Amie finds support for our teens in Mongolia
AMIE Dreyer, co-founder of adolescent counselling program Chrysalis, is just back from Mongolia after gaining an extremely high-flying supporter.
Amie was in Mongolia on a personal journey of her own, and her guide told her of the Golden Eagle Festival in the Altai Mountains.
While in the region she met 14-year-old Ashol-Pan, the youngest eagle hunter and and only female eagle hunter in Mongolia.
"Ashol-Pan did really well in the competition considering she was up against more than 70 male competitors who had been training their eagles to hunt foxes and wolves their whole lives," Amie said.
"My interpreter told her about the job I do with Chrysalis, supporting more than 90 at-risk teenage girls in Australia, all who have experienced high levels of trauma.
"Ashol-Pan was very empathetic and understood the importance of women supporting each other.
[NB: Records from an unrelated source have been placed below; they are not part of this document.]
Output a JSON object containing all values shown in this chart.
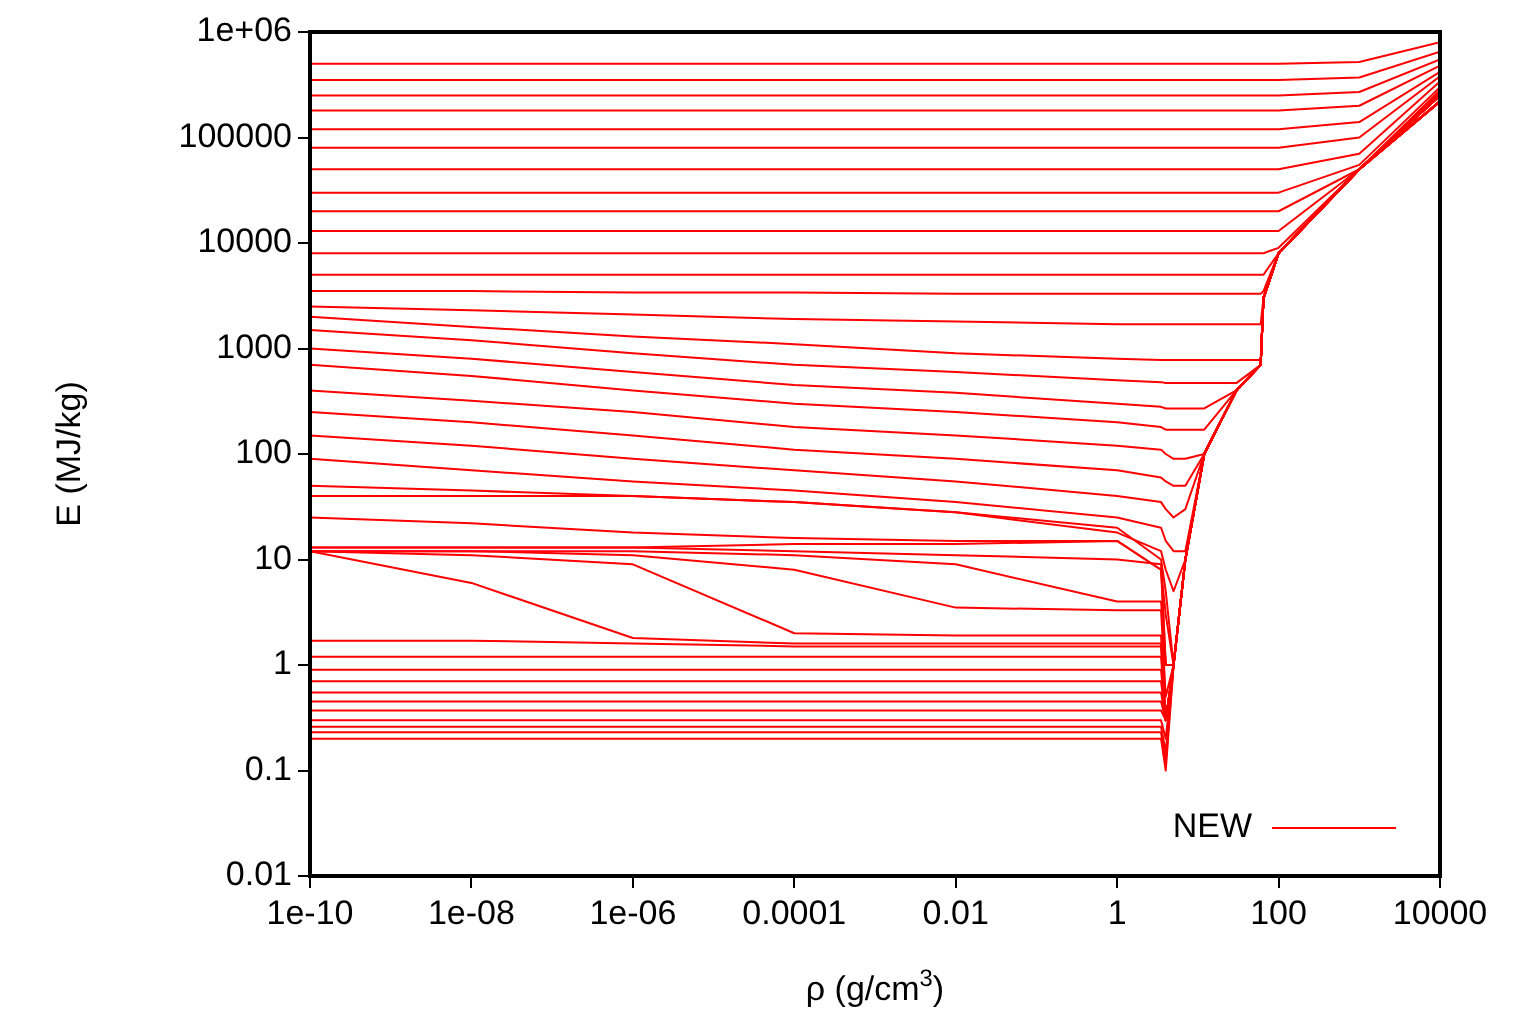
{
  "chart_data": {
    "type": "line",
    "xlabel": "ρ (g/cm$^{3}$)",
    "ylabel": "E (MJ/kg)",
    "log": "xy",
    "legend": "bottom right",
    "grid": false,
    "marker": "none",
    "line_style": "solid",
    "xlim": [
      1e-10,
      10000
    ],
    "ylim": [
      0.01,
      1000000
    ],
    "xticks": [
      {
        "value": 1e-10,
        "label": "1e-10"
      },
      {
        "value": 1e-08,
        "label": "1e-08"
      },
      {
        "value": 1e-06,
        "label": "1e-06"
      },
      {
        "value": 0.0001,
        "label": "0.0001"
      },
      {
        "value": 0.01,
        "label": "0.01"
      },
      {
        "value": 1,
        "label": "1"
      },
      {
        "value": 100,
        "label": "100"
      },
      {
        "value": 10000,
        "label": "10000"
      }
    ],
    "yticks": [
      {
        "value": 0.01,
        "label": "0.01"
      },
      {
        "value": 0.1,
        "label": "0.1"
      },
      {
        "value": 1,
        "label": "1"
      },
      {
        "value": 10,
        "label": "10"
      },
      {
        "value": 100,
        "label": "100"
      },
      {
        "value": 1000,
        "label": "1000"
      },
      {
        "value": 10000,
        "label": "10000"
      },
      {
        "value": 100000,
        "label": "100000"
      },
      {
        "value": 1000000,
        "label": "1e+06"
      }
    ],
    "x": [
      1e-10,
      1e-08,
      1e-06,
      0.0001,
      0.01,
      1,
      3.5,
      4,
      5,
      7,
      12,
      30,
      60,
      65,
      100,
      1000,
      10000
    ],
    "series": [
      {
        "name": "NEW",
        "color": "#ff0000",
        "values": [
          500000,
          500000,
          500000,
          500000,
          500000,
          500000,
          500000,
          500000,
          500000,
          500000,
          500000,
          500000,
          500000,
          500000,
          500000,
          520000,
          800000
        ]
      },
      {
        "color": "#ff0000",
        "values": [
          350000,
          350000,
          350000,
          350000,
          350000,
          350000,
          350000,
          350000,
          350000,
          350000,
          350000,
          350000,
          350000,
          350000,
          350000,
          370000,
          650000
        ]
      },
      {
        "color": "#ff0000",
        "values": [
          250000,
          250000,
          250000,
          250000,
          250000,
          250000,
          250000,
          250000,
          250000,
          250000,
          250000,
          250000,
          250000,
          250000,
          250000,
          270000,
          550000
        ]
      },
      {
        "color": "#ff0000",
        "values": [
          180000,
          180000,
          180000,
          180000,
          180000,
          180000,
          180000,
          180000,
          180000,
          180000,
          180000,
          180000,
          180000,
          180000,
          180000,
          200000,
          480000
        ]
      },
      {
        "color": "#ff0000",
        "values": [
          120000,
          120000,
          120000,
          120000,
          120000,
          120000,
          120000,
          120000,
          120000,
          120000,
          120000,
          120000,
          120000,
          120000,
          120000,
          140000,
          420000
        ]
      },
      {
        "color": "#ff0000",
        "values": [
          80000,
          80000,
          80000,
          80000,
          80000,
          80000,
          80000,
          80000,
          80000,
          80000,
          80000,
          80000,
          80000,
          80000,
          80000,
          100000,
          380000
        ]
      },
      {
        "color": "#ff0000",
        "values": [
          50000,
          50000,
          50000,
          50000,
          50000,
          50000,
          50000,
          50000,
          50000,
          50000,
          50000,
          50000,
          50000,
          50000,
          50000,
          70000,
          340000
        ]
      },
      {
        "color": "#ff0000",
        "values": [
          30000,
          30000,
          30000,
          30000,
          30000,
          30000,
          30000,
          30000,
          30000,
          30000,
          30000,
          30000,
          30000,
          30000,
          30000,
          55000,
          300000
        ]
      },
      {
        "color": "#ff0000",
        "values": [
          20000,
          20000,
          20000,
          20000,
          20000,
          20000,
          20000,
          20000,
          20000,
          20000,
          20000,
          20000,
          20000,
          20000,
          20000,
          50000,
          280000
        ]
      },
      {
        "color": "#ff0000",
        "values": [
          13000,
          13000,
          13000,
          13000,
          13000,
          13000,
          13000,
          13000,
          13000,
          13000,
          13000,
          13000,
          13000,
          13000,
          13000,
          50000,
          270000
        ]
      },
      {
        "color": "#ff0000",
        "values": [
          8000,
          8000,
          8000,
          8000,
          8000,
          8000,
          8000,
          8000,
          8000,
          8000,
          8000,
          8000,
          8000,
          8000,
          9000,
          50000,
          260000
        ]
      },
      {
        "color": "#ff0000",
        "values": [
          5000,
          5000,
          5000,
          5000,
          5000,
          5000,
          5000,
          5000,
          5000,
          5000,
          5000,
          5000,
          5000,
          5000,
          8000,
          50000,
          250000
        ]
      },
      {
        "color": "#ff0000",
        "values": [
          3500,
          3500,
          3400,
          3400,
          3300,
          3300,
          3300,
          3300,
          3300,
          3300,
          3300,
          3300,
          3300,
          3500,
          8000,
          50000,
          250000
        ]
      },
      {
        "color": "#ff0000",
        "values": [
          2500,
          2300,
          2100,
          1900,
          1800,
          1700,
          1700,
          1700,
          1700,
          1700,
          1700,
          1700,
          1700,
          3000,
          8000,
          50000,
          250000
        ]
      },
      {
        "color": "#ff0000",
        "values": [
          2000,
          1600,
          1300,
          1100,
          900,
          800,
          780,
          780,
          780,
          780,
          780,
          780,
          780,
          3000,
          8000,
          50000,
          250000
        ]
      },
      {
        "color": "#ff0000",
        "values": [
          1500,
          1200,
          900,
          700,
          600,
          500,
          480,
          470,
          470,
          470,
          470,
          470,
          700,
          3000,
          8000,
          50000,
          250000
        ]
      },
      {
        "color": "#ff0000",
        "values": [
          1000,
          800,
          600,
          450,
          380,
          300,
          280,
          270,
          270,
          270,
          270,
          400,
          700,
          3000,
          8000,
          50000,
          250000
        ]
      },
      {
        "color": "#ff0000",
        "values": [
          700,
          550,
          400,
          300,
          250,
          200,
          180,
          170,
          170,
          170,
          170,
          400,
          700,
          3000,
          8000,
          50000,
          250000
        ]
      },
      {
        "color": "#ff0000",
        "values": [
          400,
          320,
          250,
          180,
          150,
          120,
          110,
          100,
          90,
          90,
          100,
          400,
          700,
          3000,
          8000,
          50000,
          250000
        ]
      },
      {
        "color": "#ff0000",
        "values": [
          250,
          200,
          150,
          110,
          90,
          70,
          60,
          55,
          50,
          50,
          100,
          400,
          700,
          3000,
          8000,
          50000,
          250000
        ]
      },
      {
        "color": "#ff0000",
        "values": [
          150,
          120,
          90,
          70,
          55,
          40,
          35,
          30,
          25,
          30,
          100,
          400,
          700,
          3000,
          8000,
          50000,
          250000
        ]
      },
      {
        "color": "#ff0000",
        "values": [
          90,
          70,
          55,
          45,
          35,
          25,
          20,
          15,
          12,
          12,
          100,
          400,
          700,
          3000,
          8000,
          50000,
          250000
        ]
      },
      {
        "color": "#ff0000",
        "values": [
          50,
          45,
          40,
          35,
          28,
          18,
          12,
          8,
          5,
          10,
          100,
          400,
          700,
          3000,
          8000,
          50000,
          250000
        ]
      },
      {
        "color": "#ff0000",
        "values": [
          40,
          40,
          40,
          35,
          28,
          20,
          10,
          5,
          1,
          10,
          100,
          400,
          700,
          3000,
          8000,
          50000,
          250000
        ]
      },
      {
        "color": "#ff0000",
        "values": [
          25,
          22,
          18,
          16,
          15,
          15,
          8,
          3,
          1,
          10,
          100,
          400,
          700,
          3000,
          8000,
          50000,
          250000
        ]
      },
      {
        "color": "#ff0000",
        "values": [
          13,
          13,
          13,
          14,
          14,
          15,
          8,
          1,
          1,
          10,
          100,
          400,
          700,
          3000,
          8000,
          50000,
          250000
        ]
      },
      {
        "color": "#ff0000",
        "values": [
          13,
          13,
          13,
          12,
          11,
          10,
          9,
          1,
          1,
          10,
          100,
          400,
          700,
          3000,
          8000,
          50000,
          250000
        ]
      },
      {
        "color": "#ff0000",
        "values": [
          12,
          12,
          12,
          11,
          9,
          4,
          4,
          1,
          1,
          10,
          100,
          400,
          700,
          3000,
          8000,
          50000,
          220000
        ]
      },
      {
        "color": "#ff0000",
        "values": [
          12,
          12,
          11,
          8,
          3.5,
          3.3,
          3.3,
          0.5,
          1,
          10,
          100,
          400,
          700,
          3000,
          8000,
          50000,
          220000
        ]
      },
      {
        "color": "#ff0000",
        "values": [
          12,
          11,
          9,
          2,
          1.9,
          1.9,
          1.9,
          0.3,
          1,
          10,
          100,
          400,
          700,
          3000,
          8000,
          50000,
          220000
        ]
      },
      {
        "color": "#ff0000",
        "values": [
          12,
          6,
          1.8,
          1.6,
          1.6,
          1.6,
          1.6,
          0.3,
          1,
          10,
          100,
          400,
          700,
          3000,
          8000,
          50000,
          220000
        ]
      },
      {
        "color": "#ff0000",
        "values": [
          1.7,
          1.7,
          1.6,
          1.5,
          1.5,
          1.5,
          1.5,
          0.3,
          1,
          10,
          100,
          400,
          700,
          3000,
          8000,
          50000,
          220000
        ]
      },
      {
        "color": "#ff0000",
        "values": [
          1.2,
          1.2,
          1.2,
          1.2,
          1.2,
          1.2,
          1.2,
          0.3,
          1,
          10,
          100,
          400,
          700,
          3000,
          8000,
          50000,
          220000
        ]
      },
      {
        "color": "#ff0000",
        "values": [
          0.9,
          0.9,
          0.9,
          0.9,
          0.9,
          0.9,
          0.9,
          0.3,
          1,
          10,
          100,
          400,
          700,
          3000,
          8000,
          50000,
          220000
        ]
      },
      {
        "color": "#ff0000",
        "values": [
          0.7,
          0.7,
          0.7,
          0.7,
          0.7,
          0.7,
          0.7,
          0.3,
          1,
          10,
          100,
          400,
          700,
          3000,
          8000,
          50000,
          220000
        ]
      },
      {
        "color": "#ff0000",
        "values": [
          0.55,
          0.55,
          0.55,
          0.55,
          0.55,
          0.55,
          0.55,
          0.3,
          1,
          10,
          100,
          400,
          700,
          3000,
          8000,
          50000,
          220000
        ]
      },
      {
        "color": "#ff0000",
        "values": [
          0.45,
          0.45,
          0.45,
          0.45,
          0.45,
          0.45,
          0.45,
          0.3,
          1,
          10,
          100,
          400,
          700,
          3000,
          8000,
          50000,
          220000
        ]
      },
      {
        "color": "#ff0000",
        "values": [
          0.37,
          0.37,
          0.37,
          0.37,
          0.37,
          0.37,
          0.37,
          0.3,
          1,
          10,
          100,
          400,
          700,
          3000,
          8000,
          50000,
          220000
        ]
      },
      {
        "color": "#ff0000",
        "values": [
          0.3,
          0.3,
          0.3,
          0.3,
          0.3,
          0.3,
          0.3,
          0.2,
          1,
          10,
          100,
          400,
          700,
          3000,
          8000,
          50000,
          220000
        ]
      },
      {
        "color": "#ff0000",
        "values": [
          0.26,
          0.26,
          0.26,
          0.26,
          0.26,
          0.26,
          0.26,
          0.15,
          1,
          10,
          100,
          400,
          700,
          3000,
          8000,
          50000,
          220000
        ]
      },
      {
        "color": "#ff0000",
        "values": [
          0.23,
          0.23,
          0.23,
          0.23,
          0.23,
          0.23,
          0.23,
          0.12,
          1,
          10,
          100,
          400,
          700,
          3000,
          8000,
          50000,
          220000
        ]
      },
      {
        "color": "#ff0000",
        "values": [
          0.2,
          0.2,
          0.2,
          0.2,
          0.2,
          0.2,
          0.2,
          0.1,
          1,
          10,
          100,
          400,
          700,
          3000,
          8000,
          50000,
          220000
        ]
      }
    ]
  }
}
"She and her mother were very happy to become advocates and symbols of empowerment and hope for all young women, uniting together around the world."
Amie co-founded Chrysalis with Jane MCGowen in 2008 at Byron Bay High and the program recently won the annual Northern District Local Health Network Overall Quality Award.
The program operates in five high schools across the Northern Rivers every week, offering group counselling sessions.
"Over the last seven years we have engaged literally hundreds of girls from a diverse range of backgrounds," said Amie.
"More than 90% of young women who have participated say Chrysalis has made significant and positive changes for them."